Below are seven apps that I have recently downloaded and think have potential, either for English language teachers in the classroom, or for teachers writing lesson plans and bloggers. I hope you find them useful too.
Tiny Games “is a smartphone app that enables you to play fun, social games in the real world. You tell the app where you are, who you’re with and what’s to hand, and it supplies a game to fit.” It can definitely be modified for use in the classroom and could provide some interesting and language rich contexts for your students to practice in.
The free version of the game includes one setting, ‘home’, in which you’ll find the following options:
As an example, I chose ‘Lounge’. You then select the number of players, from 1 to 5+, so there’s lots of flexibility depending on your teaching context.
It will then ask you a question to find out your mood. It’s up to you how seriously you take it and if you decide to share this vocabulary with your students!
It will then start to set up the game by seeing if you meet the conditions it requires, for example:
And then the game begins. It’s very helpful with classroom instructions!
What I particular like about this app is that the games are very simple and easy to adapt to your classroom and students. And if the app is in the hands of your students, not only are they responsible for choosing the game, they also have to run it effectively too, freeing the teacher up to sit back and pay attention the language they produce in order to give them feedback after they have finished.
The Tiny Games app is free on iOS with paid upgrades for added environments, including ‘walk’, ‘road’, ‘queue’ and ‘pub’! At the time of writing it is only available on iOS. There is also a kids version developed for Sesame Street called Family Play:
This app is designed to help you make decisions by taking it out of your hands and leaving it to the spin of a wheel. With the wheel below the students could complete the question “Should I…?” with their own language before spinning the wheel and getting their answer.
Not only do they have to fill in the gap in the question, they will also want to respond to the answer they get, and they’ll learn some interesting vocabulary along the way (“why bother?”, “no way!”, “forget it!”, for example).
There are plenty more wheels to choose from, some more useful than others:
Perhaps the best feature is that you can make your own wheels. Here’s a one I made for my students to practice the present continuous.

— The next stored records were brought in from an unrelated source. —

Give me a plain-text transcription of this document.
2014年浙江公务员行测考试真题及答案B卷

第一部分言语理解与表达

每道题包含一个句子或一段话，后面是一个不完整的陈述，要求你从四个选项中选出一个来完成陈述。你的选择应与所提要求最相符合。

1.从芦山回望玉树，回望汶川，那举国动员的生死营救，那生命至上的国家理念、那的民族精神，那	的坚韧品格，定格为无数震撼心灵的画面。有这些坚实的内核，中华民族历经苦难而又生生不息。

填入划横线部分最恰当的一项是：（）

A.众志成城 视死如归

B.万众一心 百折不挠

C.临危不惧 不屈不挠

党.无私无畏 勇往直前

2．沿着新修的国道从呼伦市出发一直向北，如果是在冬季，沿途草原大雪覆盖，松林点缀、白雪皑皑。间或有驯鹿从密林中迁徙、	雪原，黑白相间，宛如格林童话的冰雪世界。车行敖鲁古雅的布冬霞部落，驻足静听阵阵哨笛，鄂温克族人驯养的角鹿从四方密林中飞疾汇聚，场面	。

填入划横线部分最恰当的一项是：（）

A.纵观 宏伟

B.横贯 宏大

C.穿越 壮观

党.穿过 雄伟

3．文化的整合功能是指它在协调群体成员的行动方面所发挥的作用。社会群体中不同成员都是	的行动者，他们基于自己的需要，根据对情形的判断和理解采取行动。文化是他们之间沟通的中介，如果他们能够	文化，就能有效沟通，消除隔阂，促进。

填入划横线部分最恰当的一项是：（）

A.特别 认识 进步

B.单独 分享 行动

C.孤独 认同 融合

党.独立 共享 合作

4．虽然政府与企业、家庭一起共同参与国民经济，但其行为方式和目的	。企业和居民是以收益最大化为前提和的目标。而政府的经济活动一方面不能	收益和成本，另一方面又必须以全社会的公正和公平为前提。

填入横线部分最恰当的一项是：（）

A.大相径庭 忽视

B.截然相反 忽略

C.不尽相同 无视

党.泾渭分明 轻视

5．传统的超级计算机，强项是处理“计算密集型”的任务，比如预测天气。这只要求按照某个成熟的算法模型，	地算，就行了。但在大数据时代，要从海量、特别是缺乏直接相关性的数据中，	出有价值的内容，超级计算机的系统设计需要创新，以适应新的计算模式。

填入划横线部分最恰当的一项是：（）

They have to tell me what they are doing by using the verb that the wheel selects for them.
Was That You
This app is an old fashioned parlour game, 21st century style. There are instructions to follow and the game seems quite fun, but I prefer the idea of using at a way of asking unusual, interesting and possibly funny warmer questions at the beginning of a class. For example:
Although some of them you might want to avoid…
Was That You is available for free on iOS. As far as I can see, at the time of writing it is only available on iOS.

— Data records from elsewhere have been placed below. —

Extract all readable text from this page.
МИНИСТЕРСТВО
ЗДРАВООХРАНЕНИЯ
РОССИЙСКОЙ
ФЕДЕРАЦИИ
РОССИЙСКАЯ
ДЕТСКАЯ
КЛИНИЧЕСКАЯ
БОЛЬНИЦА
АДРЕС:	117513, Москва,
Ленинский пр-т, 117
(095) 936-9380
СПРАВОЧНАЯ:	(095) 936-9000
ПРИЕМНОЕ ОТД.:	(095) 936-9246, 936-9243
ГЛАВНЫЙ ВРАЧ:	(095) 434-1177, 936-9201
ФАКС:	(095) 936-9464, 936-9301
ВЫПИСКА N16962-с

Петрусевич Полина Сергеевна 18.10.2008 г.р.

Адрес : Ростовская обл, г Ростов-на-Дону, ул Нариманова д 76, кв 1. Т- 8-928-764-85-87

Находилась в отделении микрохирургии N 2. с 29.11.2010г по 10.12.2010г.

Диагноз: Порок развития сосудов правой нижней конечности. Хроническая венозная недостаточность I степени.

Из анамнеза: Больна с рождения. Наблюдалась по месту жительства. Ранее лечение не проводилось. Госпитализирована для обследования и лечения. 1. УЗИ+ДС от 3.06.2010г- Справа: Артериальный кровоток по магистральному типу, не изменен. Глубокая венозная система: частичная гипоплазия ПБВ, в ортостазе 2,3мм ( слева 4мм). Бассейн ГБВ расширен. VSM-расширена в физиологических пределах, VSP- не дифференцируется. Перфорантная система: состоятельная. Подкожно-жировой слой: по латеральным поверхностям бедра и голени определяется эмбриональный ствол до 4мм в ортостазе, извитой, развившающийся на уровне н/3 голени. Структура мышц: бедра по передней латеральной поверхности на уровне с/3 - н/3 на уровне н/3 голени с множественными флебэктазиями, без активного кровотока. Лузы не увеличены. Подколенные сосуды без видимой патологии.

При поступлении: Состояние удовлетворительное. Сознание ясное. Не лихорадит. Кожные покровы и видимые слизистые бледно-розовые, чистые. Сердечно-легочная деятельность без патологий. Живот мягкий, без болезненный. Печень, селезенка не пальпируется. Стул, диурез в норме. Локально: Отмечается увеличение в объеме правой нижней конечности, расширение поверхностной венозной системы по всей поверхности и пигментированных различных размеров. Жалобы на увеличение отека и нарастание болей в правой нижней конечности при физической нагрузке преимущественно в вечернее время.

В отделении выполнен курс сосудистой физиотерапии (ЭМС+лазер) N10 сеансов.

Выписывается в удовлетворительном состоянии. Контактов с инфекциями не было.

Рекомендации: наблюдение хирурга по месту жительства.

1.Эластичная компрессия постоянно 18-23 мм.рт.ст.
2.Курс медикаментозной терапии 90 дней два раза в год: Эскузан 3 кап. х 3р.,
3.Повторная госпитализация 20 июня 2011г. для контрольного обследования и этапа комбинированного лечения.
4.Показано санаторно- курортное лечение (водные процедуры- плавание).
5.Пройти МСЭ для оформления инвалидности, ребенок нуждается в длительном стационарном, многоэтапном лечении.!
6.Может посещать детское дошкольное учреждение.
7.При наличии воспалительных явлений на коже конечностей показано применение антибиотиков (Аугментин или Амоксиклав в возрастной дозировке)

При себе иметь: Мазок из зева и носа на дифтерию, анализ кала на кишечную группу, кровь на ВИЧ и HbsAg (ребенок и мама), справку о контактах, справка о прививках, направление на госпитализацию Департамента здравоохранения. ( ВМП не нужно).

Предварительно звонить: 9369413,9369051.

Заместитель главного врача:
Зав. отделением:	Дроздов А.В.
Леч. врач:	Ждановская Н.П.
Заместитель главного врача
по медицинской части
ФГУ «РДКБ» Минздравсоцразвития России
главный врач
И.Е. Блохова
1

This creative writing app, designed to help you get over writer’s block, can give your students help with story writing. It starts by giving you the opening fragment of the first sentence of your story:
You continue to write until inspiration dries up. You can then ask the app to help you by pressing the thunderbolt icon at the top of the screen. It will then give you a random question or statement to encourage you to think in a different way, hopefully giving you the kickstart you need to continue.

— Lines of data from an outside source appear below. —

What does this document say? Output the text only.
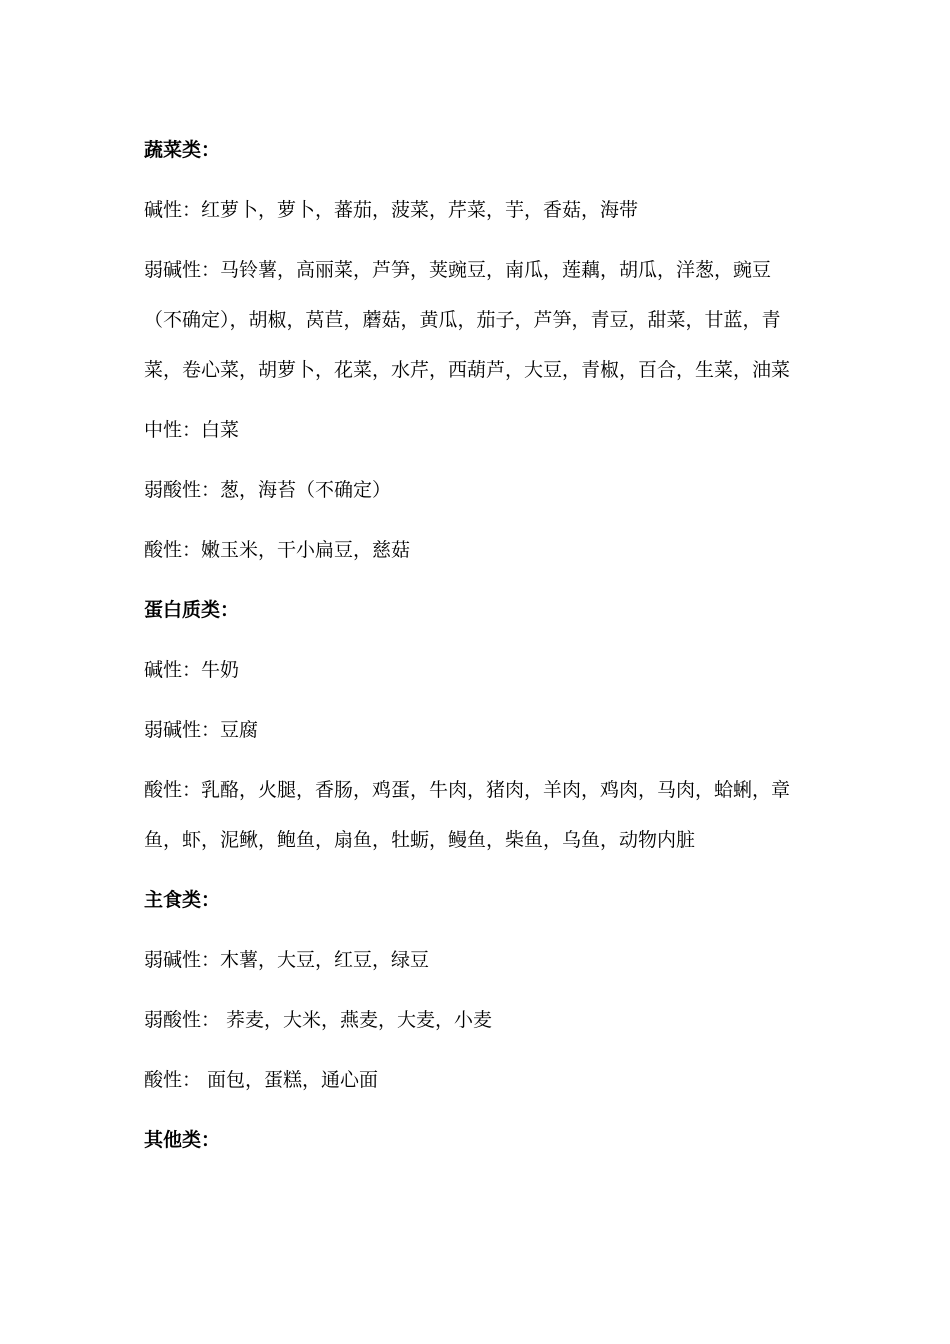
蔬菜类：

碱性：红萝卜，萝卜，蕃茄，菠菜，芹菜，芋，香菇，海带

弱碱性：马铃薯，高丽菜，芦笋，荚豌豆，南瓜，莲藕，胡瓜，洋葱，豌豆（不确定），胡椒，莴苣，蘑菇，黄瓜，茄子，芦笋，青豆，甜菜，甘蓝，青菜，卷心菜，胡萝卜，花菜，水芹，西葫芦，大豆，青椒，百合，生菜，油菜

中性：白菜

弱酸性：葱，海苔（不确定）

酸性：嫩玉米，干小扁豆，慈菇

蛋白质类：

碱性：牛奶

弱碱性：豆腐

酸性：乳酪，火腿，香肠，鸡蛋，牛肉，猪肉，羊肉，鸡肉，马肉，蛤蜊，章鱼，虾，泥鳅，鲍鱼，扇鱼，牡蛎，鳗鱼，柴鱼，乌鱼，动物内脏

主食类：

弱碱性：木薯，大豆，红豆，绿豆

弱酸性： 荞麦，大米，燕麦，大麦，小麦

酸性： 面包，蛋糕，通心面

其他类：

It would be interesting to try this as a group writing activity in class. You could give all the students the same beginning sentence, and after one minute you could give them their first piece of inspiration, followed by another a couple of minutes later and so on. It would be interesting to compare how their stories develop in different ways.
Prompts is available for £1.49 on iOS. At the time of writing it is only available on iOS.
The following apps are for bloggers or teachers seeking a creative spark.
Oflow describes itself as “the only app of its kind to offer hundreds of proven creativity techniques”. It does this by giving you a variety of techniques and ideas to look at what you are creating, whether it’s a piece of writing or a lesson plan in a new way.
Oflow is available on iOS for £1.49. At the time of writing it is only available on iOS.
Originally created by Brian Eno and Peter Schmidt and first published in 1975 as a set of cards, they “are intended to help artists (particularly musicians) break creative blocks by encouraging lateral thinking.” Although at times, they are a little, well, oblique, they can also provide you with a new perspective and a moment of inspiration when you need it.
A special mention…
This app transforms your spoken words into written texts, which you can export to use however you wish. I had used it in the past, and I wasn’t particularly impressed with it, as it seemed to have great difficulty in translating my clear English teachers voice into accurate text. I was recently tempted to try it again, and it seems to have improved considerably.
I wouldn’t, however, recommend it for students. You still need to use a slightly unnatural rhythm to make it understand you, and it will still struggle if you attempt to speak naturally with words blending together and the errms and errrs that we should automatically produce. So the model of speech that the app encourages is not one that I would recommend for learners, but for writers I think it can be very useful and time-saving.